Citing examples of the abovementioned scenario, he said, “In Ethiopia, in 2008, the dropout rate ascended from eight per cent to 13 per cent of which 1 per cent were girls. From 2008 to 2015, the dropout rate in Brazil raised from eight per cent to 20 per cent wherein the strength of secondary and higher secondary students were more. Similarly, when Ebola spread induced financial crisis in Sierra Leone the dropout rate reached 16 per cent. During this time, the schools were shut down for almost a year in Sierra Leone… So, we can expect the increase in dropout numbers due to COVID crisis.”

Speaking of the possible solution for the education sector during the COVID scenario, Mr Raj said, “There are two phases hen we talk about the pandemic. First, we have to cope up with the situation and secondly, whatever method we implement in phase 1 we need to continue it in the long run.”

Also Read: “Digitisation Taking Centre Stage post-COVID” – Shivdular Singh Dhillon

Continuing on the solutions, he mentioned, “There are a few measures like online streaming of lectures, e-content, using ‘Diksha’ portal, transfer of mid-day meal funds to the student’s family, etc., we need to enhance the scale of our measures. There is a need to provide apt financial support to students who belong to poor families and such support should directly come from the government. Following the implementation of such solutions which prove to effective and working to improve, we need to work on continuity.”

Mentioning examples from countries like Singapore, China, Mr Raj pointed out that if we implement the kind of solutions they have adopted, we need intense planning and even more financial backing which make such solutions unrealistic in India scenario. Considering convent schools, it is somewhat possible as the students from rich families o there, their fee is way more than any public or government schools. But, the major population in India is either poor or middle-class and thus cannot afford such expenses.

“Diksha portal, which can possibly be a solution to many education-related problems, is NCERT’s portal and the challenge that turns up is that every state in India has their own board and hence having a common portal becomes a bigger challenge”, he pointed out.
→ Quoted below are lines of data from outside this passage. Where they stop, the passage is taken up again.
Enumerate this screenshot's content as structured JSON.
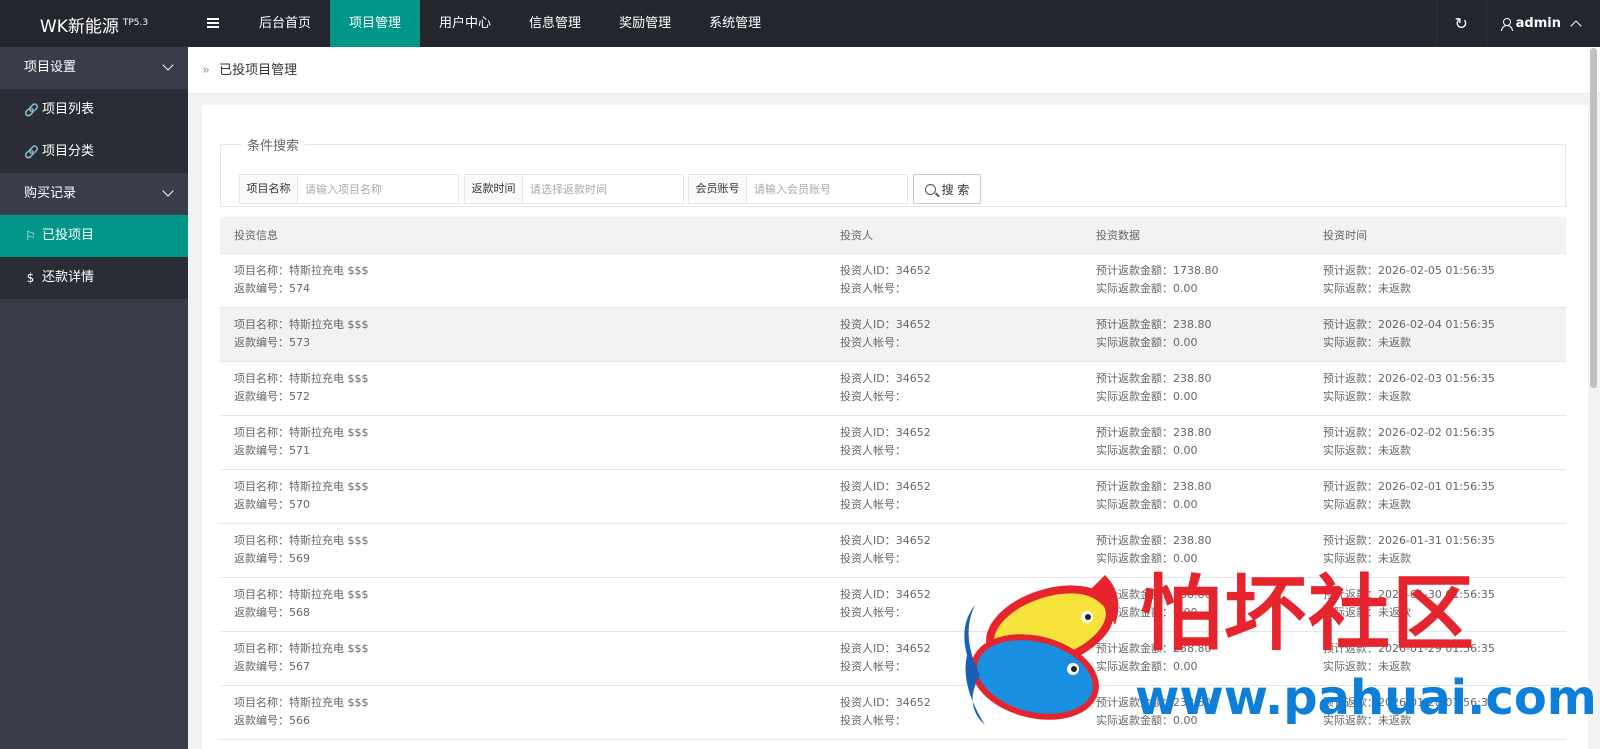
{
  "header": {
    "logo": "WK新能源",
    "version": "TP5.3",
    "nav": [
      {
        "label": "后台首页",
        "active": false
      },
      {
        "label": "项目管理",
        "active": true
      },
      {
        "label": "用户中心",
        "active": false
      },
      {
        "label": "信息管理",
        "active": false
      },
      {
        "label": "奖励管理",
        "active": false
      },
      {
        "label": "系统管理",
        "active": false
      }
    ],
    "refresh_icon": "↻",
    "user": "admin"
  },
  "sidebar": {
    "groups": [
      {
        "label": "项目设置",
        "items": [
          {
            "icon": "🔗",
            "label": "项目列表",
            "active": false
          },
          {
            "icon": "🔗",
            "label": "项目分类",
            "active": false
          }
        ]
      },
      {
        "label": "购买记录",
        "items": [
          {
            "icon": "⚐",
            "label": "已投项目",
            "active": true
          },
          {
            "icon": "$",
            "label": "还款详情",
            "active": false
          }
        ]
      }
    ]
  },
  "breadcrumb": {
    "current": "已投项目管理"
  },
  "search": {
    "legend": "条件搜索",
    "fields": [
      {
        "label": "项目名称",
        "placeholder": "请输入项目名称"
      },
      {
        "label": "返款时间",
        "placeholder": "请选择返款时间"
      },
      {
        "label": "会员账号",
        "placeholder": "请输入会员账号"
      }
    ],
    "button": "搜 索"
  },
  "table": {
    "columns": [
      "投资信息",
      "投资人",
      "投资数据",
      "投资时间"
    ],
    "rows": [
      {
        "name": "项目名称：特斯拉充电 $$$",
        "code": "返款编号：574",
        "inv_id": "投资人ID：34652",
        "inv_acct": "投资人帐号：",
        "est": "预计返款金额：1738.80",
        "act": "实际返款金额：0.00",
        "est_time": "预计返款：2026-02-05 01:56:35",
        "act_time": "实际返款：未返款"
      },
      {
        "name": "项目名称：特斯拉充电 $$$",
        "code": "返款编号：573",
        "inv_id": "投资人ID：34652",
        "inv_acct": "投资人帐号：",
        "est": "预计返款金额：238.80",
        "act": "实际返款金额：0.00",
        "est_time": "预计返款：2026-02-04 01:56:35",
        "act_time": "实际返款：未返款"
      },
      {
        "name": "项目名称：特斯拉充电 $$$",
        "code": "返款编号：572",
        "inv_id": "投资人ID：34652",
        "inv_acct": "投资人帐号：",
        "est": "预计返款金额：238.80",
        "act": "实际返款金额：0.00",
        "est_time": "预计返款：2026-02-03 01:56:35",
        "act_time": "实际返款：未返款"
      },
      {
        "name": "项目名称：特斯拉充电 $$$",
        "code": "返款编号：571",
        "inv_id": "投资人ID：34652",
        "inv_acct": "投资人帐号：",
        "est": "预计返款金额：238.80",
        "act": "实际返款金额：0.00",
        "est_time": "预计返款：2026-02-02 01:56:35",
        "act_time": "实际返款：未返款"
      },
      {
        "name": "项目名称：特斯拉充电 $$$",
        "code": "返款编号：570",
        "inv_id": "投资人ID：34652",
        "inv_acct": "投资人帐号：",
        "est": "预计返款金额：238.80",
        "act": "实际返款金额：0.00",
        "est_time": "预计返款：2026-02-01 01:56:35",
        "act_time": "实际返款：未返款"
      },
      {
        "name": "项目名称：特斯拉充电 $$$",
        "code": "返款编号：569",
        "inv_id": "投资人ID：34652",
        "inv_acct": "投资人帐号：",
        "est": "预计返款金额：238.80",
        "act": "实际返款金额：0.00",
        "est_time": "预计返款：2026-01-31 01:56:35",
        "act_time": "实际返款：未返款"
      },
      {
        "name": "项目名称：特斯拉充电 $$$",
        "code": "返款编号：568",
        "inv_id": "投资人ID：34652",
        "inv_acct": "投资人帐号：",
        "est": "预计返款金额：238.80",
        "act": "实际返款金额：0.00",
        "est_time": "预计返款：2026-01-30 01:56:35",
        "act_time": "实际返款：未返款"
      },
      {
        "name": "项目名称：特斯拉充电 $$$",
        "code": "返款编号：567",
        "inv_id": "投资人ID：34652",
        "inv_acct": "投资人帐号：",
        "est": "预计返款金额：238.80",
        "act": "实际返款金额：0.00",
        "est_time": "预计返款：2026-01-29 01:56:35",
        "act_time": "实际返款：未返款"
      },
      {
        "name": "项目名称：特斯拉充电 $$$",
        "code": "返款编号：566",
        "inv_id": "投资人ID：34652",
        "inv_acct": "投资人帐号：",
        "est": "预计返款金额：238.80",
        "act": "实际返款金额：0.00",
        "est_time": "预计返款：2026-01-28 01:56:35",
        "act_time": "实际返款：未返款"
      }
    ]
  },
  "watermark": {
    "title": "怕坏社区",
    "url": "www.pahuai.com"
  },
  "colors": {
    "accent": "#009688",
    "header_bg": "#23262e",
    "sidebar_bg": "#393d49",
    "sidebar_item_bg": "#2a2d35",
    "watermark_red": "#e5242d",
    "watermark_blue": "#0e7fd8"
  }
}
Wrapping his address with a concluding remark on the COVID scenario and possible solution, he said, “We need to pool resources as by doing so we can make online content, video lectures, classes, illustration, etc. available for every student across the country.” Citing examples for his proposed solution, he said that Argentina is broadcasting around 14 hours of educational content or lectures on TV and seven hours of radio broadcast. In Kenya, a YouTube channel has been created for all the students to access study material. So, such measures can pose a potential solution to overcome COVID crisis.”